In all the Craniotes the soft, indifferent cells of the mesoderm, which originally compose the skeletal plate, are afterwards converted for the most part into cartilaginous cells, and these secrete a firm and elastic intercellular substance between them, and form cartilaginous tissue. Like most of the other parts of the skeleton, the membranous rudiments of the vertebrae soon pass into a cartilaginous state, and in the higher Vertebrates this is afterwards replaced by the hard osseous tissue with its characteristic stellate cells (Figure 1.6). The primary axial skeleton remains a simple chorda throughout life in the Acrania, the Cyclostomes, and the lowest fishes. In most of the other Vertebrates the chorda is more or less replaced by the cartilaginous tissue of the secondary perichorda that grows round it. In the lower Craniotes (especially the fishes) a more or less considerable part of the chorda is preserved in the bodies of the vertebrae. In the mammals it disappears for the most part. By the end of the second month in the human embryo the chorda is merely a slender thread, running through the axis of the thick, cartilaginous vertebral column (Figures 1.182 ch and 2.329 ch). In the cartilaginous vertebral bodies themselves, which afterwards ossify, the slender remnant of the chorda presently disappears (Figure 2.330 ch). But in the elastic inter-vertebral disks, which develop from the skeletal plate between each pair of vertebral bodies (Figure 2.329 li), a relic of the chorda remains permanently. In the new-born child there is a large pear-shaped cavity in each intervertebral disk, filled with a gelatinous mass of cells (Figure 2.331 a). Though less sharply defined, this gelatinous nucleus of the elastic cartilaginous disks persists throughout life in the mammals, but in the birds and most reptiles the last trace of the chorda disappears. In the subsequent ossification of the cartilaginous vertebra the first deposit of bony matter ("first osseous nucleus") takes place in the vertebral body immediately round the remainder of the chorda, and soon displaces it altogether. Then there is a special osseous nucleus formed in each half of the vertebral arch. The ossification does not reach the point at which the three nuclei are joined until after birth. In the first year the two osseous halves of the arches unite; but it is much later--in the second to the eighth year--that they connect with the osseous vertebral bodies.

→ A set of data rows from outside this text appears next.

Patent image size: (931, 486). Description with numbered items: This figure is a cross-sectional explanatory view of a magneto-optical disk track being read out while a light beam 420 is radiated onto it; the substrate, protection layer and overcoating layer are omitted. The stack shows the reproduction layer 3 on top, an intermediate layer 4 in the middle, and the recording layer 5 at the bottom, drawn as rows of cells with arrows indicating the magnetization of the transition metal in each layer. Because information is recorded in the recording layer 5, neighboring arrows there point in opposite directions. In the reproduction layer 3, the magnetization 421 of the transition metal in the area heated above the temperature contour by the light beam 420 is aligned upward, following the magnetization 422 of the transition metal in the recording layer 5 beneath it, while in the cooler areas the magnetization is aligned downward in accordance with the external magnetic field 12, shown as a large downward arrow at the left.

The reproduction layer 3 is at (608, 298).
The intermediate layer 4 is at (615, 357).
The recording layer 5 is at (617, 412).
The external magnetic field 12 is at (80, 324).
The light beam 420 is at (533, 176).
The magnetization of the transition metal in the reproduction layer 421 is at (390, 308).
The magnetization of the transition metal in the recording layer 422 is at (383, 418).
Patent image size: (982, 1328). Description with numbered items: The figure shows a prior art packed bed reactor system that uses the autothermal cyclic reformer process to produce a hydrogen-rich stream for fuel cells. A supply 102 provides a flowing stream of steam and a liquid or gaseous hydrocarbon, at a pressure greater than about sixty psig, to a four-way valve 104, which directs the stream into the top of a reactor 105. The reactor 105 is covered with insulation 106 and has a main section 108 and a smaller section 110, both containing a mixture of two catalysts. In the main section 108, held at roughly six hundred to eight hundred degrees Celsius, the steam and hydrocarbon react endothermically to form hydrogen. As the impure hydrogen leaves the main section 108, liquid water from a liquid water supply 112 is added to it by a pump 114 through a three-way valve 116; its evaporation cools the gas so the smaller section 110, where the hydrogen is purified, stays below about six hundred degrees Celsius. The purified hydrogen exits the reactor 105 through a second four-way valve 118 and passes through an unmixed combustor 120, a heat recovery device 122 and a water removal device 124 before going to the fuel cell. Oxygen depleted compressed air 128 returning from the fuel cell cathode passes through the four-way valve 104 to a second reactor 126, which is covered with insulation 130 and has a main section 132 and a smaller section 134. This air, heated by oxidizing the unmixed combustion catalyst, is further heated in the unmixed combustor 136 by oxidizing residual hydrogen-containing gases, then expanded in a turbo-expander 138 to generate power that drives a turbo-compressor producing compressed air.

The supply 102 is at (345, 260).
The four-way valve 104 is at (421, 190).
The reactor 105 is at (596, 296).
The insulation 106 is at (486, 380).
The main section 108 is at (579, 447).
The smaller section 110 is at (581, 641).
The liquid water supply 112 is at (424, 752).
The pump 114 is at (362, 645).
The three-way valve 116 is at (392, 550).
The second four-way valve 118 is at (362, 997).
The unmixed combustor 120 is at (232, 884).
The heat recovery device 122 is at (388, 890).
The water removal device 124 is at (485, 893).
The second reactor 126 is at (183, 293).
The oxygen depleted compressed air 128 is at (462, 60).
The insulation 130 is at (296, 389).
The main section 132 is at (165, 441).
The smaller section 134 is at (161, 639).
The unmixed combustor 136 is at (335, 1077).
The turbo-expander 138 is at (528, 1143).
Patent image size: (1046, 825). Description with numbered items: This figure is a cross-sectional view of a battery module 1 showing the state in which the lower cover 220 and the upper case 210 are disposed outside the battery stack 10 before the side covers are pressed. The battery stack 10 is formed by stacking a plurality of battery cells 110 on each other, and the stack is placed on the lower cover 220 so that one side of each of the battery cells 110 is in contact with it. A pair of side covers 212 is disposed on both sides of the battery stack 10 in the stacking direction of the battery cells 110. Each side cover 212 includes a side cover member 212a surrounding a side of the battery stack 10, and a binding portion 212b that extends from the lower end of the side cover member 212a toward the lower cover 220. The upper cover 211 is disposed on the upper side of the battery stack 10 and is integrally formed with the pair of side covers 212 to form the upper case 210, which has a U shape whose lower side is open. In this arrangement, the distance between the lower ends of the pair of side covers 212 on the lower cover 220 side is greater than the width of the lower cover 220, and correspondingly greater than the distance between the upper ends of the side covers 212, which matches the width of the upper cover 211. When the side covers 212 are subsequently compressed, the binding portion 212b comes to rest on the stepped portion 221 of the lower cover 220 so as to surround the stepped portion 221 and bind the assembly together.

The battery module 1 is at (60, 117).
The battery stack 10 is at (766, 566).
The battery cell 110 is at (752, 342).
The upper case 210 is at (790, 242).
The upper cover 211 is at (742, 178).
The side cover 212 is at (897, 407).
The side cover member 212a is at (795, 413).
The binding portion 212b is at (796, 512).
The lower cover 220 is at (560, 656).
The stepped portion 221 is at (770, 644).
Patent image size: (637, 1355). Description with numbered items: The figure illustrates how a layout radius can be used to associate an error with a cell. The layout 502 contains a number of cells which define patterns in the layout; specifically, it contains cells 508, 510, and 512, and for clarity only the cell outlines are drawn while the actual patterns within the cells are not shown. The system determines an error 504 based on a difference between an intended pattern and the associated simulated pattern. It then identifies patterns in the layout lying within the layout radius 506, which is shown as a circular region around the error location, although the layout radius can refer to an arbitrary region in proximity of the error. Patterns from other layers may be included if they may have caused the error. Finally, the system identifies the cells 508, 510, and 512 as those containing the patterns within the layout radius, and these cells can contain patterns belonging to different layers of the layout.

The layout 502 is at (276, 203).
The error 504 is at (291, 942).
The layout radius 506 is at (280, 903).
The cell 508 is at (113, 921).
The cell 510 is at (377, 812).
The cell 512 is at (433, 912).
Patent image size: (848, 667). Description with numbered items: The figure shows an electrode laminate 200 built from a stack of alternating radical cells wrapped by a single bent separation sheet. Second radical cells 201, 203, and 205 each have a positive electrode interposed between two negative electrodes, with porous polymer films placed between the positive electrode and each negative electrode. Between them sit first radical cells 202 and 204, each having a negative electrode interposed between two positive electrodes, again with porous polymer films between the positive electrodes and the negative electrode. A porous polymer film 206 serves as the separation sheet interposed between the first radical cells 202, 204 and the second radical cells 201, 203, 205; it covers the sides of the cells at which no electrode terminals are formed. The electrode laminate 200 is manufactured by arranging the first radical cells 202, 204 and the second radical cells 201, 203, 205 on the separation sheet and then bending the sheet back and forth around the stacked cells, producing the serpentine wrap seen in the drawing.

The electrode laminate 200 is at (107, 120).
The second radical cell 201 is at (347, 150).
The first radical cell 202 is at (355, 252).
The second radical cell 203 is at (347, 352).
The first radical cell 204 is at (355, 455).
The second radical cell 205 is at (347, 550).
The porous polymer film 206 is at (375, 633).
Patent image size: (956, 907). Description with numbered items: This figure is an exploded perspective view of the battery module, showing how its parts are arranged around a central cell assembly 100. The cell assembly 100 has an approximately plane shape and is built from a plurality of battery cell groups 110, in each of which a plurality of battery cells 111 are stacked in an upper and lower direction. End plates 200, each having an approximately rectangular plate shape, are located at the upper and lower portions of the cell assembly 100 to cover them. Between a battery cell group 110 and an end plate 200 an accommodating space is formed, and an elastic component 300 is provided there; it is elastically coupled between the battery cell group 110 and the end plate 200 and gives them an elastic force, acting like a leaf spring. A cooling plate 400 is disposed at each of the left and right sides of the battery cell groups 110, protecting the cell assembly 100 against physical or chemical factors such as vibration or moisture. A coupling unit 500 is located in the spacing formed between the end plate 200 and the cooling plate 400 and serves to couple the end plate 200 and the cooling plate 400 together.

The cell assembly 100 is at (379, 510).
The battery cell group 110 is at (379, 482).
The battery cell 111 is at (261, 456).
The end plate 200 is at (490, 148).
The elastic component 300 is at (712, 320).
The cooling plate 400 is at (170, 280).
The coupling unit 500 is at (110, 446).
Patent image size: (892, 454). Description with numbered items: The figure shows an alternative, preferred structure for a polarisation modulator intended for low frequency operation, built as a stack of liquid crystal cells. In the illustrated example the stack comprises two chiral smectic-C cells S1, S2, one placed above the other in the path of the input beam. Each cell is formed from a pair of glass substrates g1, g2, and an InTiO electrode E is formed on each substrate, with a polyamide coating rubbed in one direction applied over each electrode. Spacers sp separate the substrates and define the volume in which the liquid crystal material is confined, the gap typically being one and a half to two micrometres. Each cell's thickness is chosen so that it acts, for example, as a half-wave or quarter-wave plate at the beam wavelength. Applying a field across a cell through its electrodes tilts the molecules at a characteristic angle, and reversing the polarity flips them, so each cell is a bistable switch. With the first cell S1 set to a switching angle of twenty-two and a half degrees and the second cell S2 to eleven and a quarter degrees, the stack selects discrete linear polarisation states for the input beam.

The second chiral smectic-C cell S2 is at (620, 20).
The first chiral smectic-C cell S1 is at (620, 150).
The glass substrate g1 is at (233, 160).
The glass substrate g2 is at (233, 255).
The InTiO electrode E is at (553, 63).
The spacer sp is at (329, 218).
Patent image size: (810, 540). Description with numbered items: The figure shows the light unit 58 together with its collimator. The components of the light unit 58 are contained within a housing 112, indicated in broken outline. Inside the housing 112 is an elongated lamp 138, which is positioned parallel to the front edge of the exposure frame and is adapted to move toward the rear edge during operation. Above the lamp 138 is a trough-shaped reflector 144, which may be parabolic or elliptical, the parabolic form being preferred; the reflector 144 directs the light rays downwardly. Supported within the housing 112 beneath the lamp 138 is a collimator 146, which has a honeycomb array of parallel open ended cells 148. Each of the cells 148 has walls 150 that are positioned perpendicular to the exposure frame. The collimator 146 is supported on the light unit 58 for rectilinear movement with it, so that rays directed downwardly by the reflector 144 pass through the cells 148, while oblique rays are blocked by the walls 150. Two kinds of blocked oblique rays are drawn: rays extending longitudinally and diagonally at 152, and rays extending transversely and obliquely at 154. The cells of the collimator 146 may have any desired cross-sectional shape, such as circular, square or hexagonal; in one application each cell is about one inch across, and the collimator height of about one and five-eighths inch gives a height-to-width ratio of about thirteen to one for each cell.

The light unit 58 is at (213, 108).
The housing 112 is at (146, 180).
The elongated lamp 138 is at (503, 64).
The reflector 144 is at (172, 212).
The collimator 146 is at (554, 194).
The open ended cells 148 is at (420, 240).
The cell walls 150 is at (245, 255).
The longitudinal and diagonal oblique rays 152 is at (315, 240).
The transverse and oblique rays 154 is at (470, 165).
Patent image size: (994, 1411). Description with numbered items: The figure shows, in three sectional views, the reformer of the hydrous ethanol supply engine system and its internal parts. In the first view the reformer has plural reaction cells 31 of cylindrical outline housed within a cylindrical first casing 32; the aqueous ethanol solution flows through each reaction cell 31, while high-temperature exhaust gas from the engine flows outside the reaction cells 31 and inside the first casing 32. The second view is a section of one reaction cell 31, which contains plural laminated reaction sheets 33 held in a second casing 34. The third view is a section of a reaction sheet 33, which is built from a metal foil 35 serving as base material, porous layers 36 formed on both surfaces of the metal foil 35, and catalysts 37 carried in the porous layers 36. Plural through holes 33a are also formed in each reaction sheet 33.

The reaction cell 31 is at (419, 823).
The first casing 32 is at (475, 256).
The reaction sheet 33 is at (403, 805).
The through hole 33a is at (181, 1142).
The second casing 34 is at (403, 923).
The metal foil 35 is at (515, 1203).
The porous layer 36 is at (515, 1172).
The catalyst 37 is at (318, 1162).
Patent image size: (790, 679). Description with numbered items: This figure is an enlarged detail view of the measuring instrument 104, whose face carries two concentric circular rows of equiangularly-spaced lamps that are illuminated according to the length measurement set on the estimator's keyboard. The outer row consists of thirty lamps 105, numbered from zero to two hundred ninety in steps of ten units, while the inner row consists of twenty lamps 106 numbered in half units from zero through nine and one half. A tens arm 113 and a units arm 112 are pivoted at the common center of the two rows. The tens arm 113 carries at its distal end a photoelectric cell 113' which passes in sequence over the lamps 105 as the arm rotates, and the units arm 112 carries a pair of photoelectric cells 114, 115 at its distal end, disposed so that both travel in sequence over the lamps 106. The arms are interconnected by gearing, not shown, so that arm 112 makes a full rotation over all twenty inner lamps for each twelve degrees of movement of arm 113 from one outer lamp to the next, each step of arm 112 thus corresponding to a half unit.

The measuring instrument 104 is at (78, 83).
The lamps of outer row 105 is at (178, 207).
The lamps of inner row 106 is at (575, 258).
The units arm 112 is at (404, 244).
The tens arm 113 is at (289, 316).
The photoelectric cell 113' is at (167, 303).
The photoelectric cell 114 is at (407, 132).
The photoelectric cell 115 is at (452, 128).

(FIGURE 2.336. Skeleton of the breast-fin of Ceratodus (biserial feathered skeleton). A, B, cartilaginous series of the fin-stem. rr cartilaginous fin-radii. (From Gunther.)

FIGURE 2.337. Skeleton of the breast-fin of an early Selachius (Acanthias). The radii of the median fin-border (B) have disappeared for the most part; a few only (R) are left. R, R, radii of the lateral fin-border, mt metapterygium, ms mesopterygium, p propterygium. (From Gegenbaur.)

FIGURE 2.338. Skeleton of the breast-fin of a young Selachius. The radii of the median fin-border have wholly disappeared. The shaded part on the right is the section that persists in the five-fingered hand of the higher Vertebrates.